I've seen ChaoticIdealism criticize attitudes within the neurodiversity community many times, still, as far as I know, she subscribes to neurodiversity.

jonathan said...

Well, Ivar you can read my post about chaotic idealism which i think you may have already read, where i linked to her web page and she just stated basically that people who blame their autism for the problems in their lives are just using autism as an excuse.

As far as I am concerned, she is neurodiversity's answer to Michael Savage. She has no credibility whatsoever.

Ivar T said...

I really don't think she intended to offend anyone. I believe her idea was that - because Asperger's is something you can do little about, it isn't necessarily productive to say that it is the reason why you have experienced something unfortunate, as there are probably other things that took part in leading you to the set of unfortunate events which are easier to work with.

It's kinda like this:

"I didn't make it to the Philippenes in time because I don't have superman's high-speed flying ability"

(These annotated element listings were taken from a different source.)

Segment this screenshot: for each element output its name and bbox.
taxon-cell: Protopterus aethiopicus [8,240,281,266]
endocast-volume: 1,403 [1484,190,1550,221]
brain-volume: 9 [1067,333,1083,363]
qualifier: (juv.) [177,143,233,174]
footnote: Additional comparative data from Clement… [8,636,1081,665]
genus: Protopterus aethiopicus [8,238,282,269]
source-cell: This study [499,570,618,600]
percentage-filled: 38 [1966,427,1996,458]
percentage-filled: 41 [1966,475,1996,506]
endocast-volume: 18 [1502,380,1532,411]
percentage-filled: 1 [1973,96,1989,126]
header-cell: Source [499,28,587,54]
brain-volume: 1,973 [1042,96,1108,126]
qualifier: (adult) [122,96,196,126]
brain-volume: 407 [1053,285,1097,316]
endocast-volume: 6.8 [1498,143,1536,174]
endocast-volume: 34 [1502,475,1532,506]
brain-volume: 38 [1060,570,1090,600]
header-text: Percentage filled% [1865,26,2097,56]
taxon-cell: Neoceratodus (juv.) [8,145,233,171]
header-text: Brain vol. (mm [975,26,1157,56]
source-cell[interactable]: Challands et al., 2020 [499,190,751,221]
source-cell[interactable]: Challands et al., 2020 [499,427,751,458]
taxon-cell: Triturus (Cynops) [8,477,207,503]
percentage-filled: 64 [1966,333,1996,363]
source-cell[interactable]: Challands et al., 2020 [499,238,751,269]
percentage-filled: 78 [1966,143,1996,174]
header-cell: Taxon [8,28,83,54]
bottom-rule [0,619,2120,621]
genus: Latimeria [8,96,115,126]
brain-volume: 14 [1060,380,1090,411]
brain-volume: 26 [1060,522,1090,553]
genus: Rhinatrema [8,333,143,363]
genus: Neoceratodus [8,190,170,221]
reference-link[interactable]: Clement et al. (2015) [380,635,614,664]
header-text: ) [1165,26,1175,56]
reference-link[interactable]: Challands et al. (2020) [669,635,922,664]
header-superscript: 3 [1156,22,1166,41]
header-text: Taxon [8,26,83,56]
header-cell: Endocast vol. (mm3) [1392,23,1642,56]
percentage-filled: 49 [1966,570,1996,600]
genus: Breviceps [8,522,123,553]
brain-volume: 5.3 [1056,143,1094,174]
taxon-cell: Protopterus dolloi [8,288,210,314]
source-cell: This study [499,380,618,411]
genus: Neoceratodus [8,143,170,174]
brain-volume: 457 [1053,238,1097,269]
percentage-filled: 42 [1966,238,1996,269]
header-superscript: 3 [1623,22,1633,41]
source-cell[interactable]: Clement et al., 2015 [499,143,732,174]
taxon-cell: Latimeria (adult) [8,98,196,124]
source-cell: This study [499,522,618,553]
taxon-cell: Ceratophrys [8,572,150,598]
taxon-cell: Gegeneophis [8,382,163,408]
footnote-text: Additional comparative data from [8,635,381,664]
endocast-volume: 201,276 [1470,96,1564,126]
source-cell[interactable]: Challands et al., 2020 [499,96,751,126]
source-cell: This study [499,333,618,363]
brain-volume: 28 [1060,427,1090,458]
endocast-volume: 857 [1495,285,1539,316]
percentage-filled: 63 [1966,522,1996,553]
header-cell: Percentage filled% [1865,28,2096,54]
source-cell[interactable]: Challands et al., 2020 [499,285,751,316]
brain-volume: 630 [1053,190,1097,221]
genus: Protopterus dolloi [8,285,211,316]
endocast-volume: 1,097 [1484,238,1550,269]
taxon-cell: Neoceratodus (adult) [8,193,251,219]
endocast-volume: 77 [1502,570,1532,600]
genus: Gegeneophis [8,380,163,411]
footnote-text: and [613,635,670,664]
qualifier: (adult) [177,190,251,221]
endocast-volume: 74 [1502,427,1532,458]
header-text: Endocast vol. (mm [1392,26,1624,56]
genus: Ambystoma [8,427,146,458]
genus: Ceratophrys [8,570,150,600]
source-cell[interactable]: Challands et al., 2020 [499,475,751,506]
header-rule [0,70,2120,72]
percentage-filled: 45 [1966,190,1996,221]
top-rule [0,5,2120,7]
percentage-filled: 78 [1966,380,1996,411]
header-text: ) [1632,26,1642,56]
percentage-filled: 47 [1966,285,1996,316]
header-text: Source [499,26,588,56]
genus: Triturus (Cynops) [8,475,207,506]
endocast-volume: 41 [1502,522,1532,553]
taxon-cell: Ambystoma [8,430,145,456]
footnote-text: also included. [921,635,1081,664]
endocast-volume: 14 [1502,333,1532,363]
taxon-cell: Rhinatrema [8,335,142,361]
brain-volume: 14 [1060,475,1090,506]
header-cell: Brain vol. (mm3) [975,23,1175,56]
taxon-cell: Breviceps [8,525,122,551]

Not having superman's high-speed flying ability are by some people's definitions a disability.

I've no idea if it makes sense to you.

jonathan said...

well no it makes no sense to me at all. Nothing people in the ND movement say makes any sense to me. I don't intend to offend anyone either, but it still seems i have managed to offend you and some other ND people as you seem to imply in your previous post and so you seem to think i should stop writing negative things about ND. Well it works both ways, Ivar, just as you think i say things about ND that are not true, they say things about people who want to cure autism that are not true and i find a lot of what they say offensive, but i don't think they will stop writing it just because it offends.

Therefore I will continue to write unfavorable things about ND because I find what they say offensive.

Ivar T said...

Asking you to not write negative stuff about neurodiversity doesn't sound too good, nah, you do that and that's basically alright, but when you make neurodiversity into something it is not - at least not too most subscribers of neurodiversity - then that can be quite a bit offending.

jonathan said...

Ivar:

It can be quite offending when persons from the neurodiversity movement make out those who disagree with them to be something they are not so it works both ways.

Ivar T said...

Indeed.

I was actually thinking of you when I commented a post by Ettina here.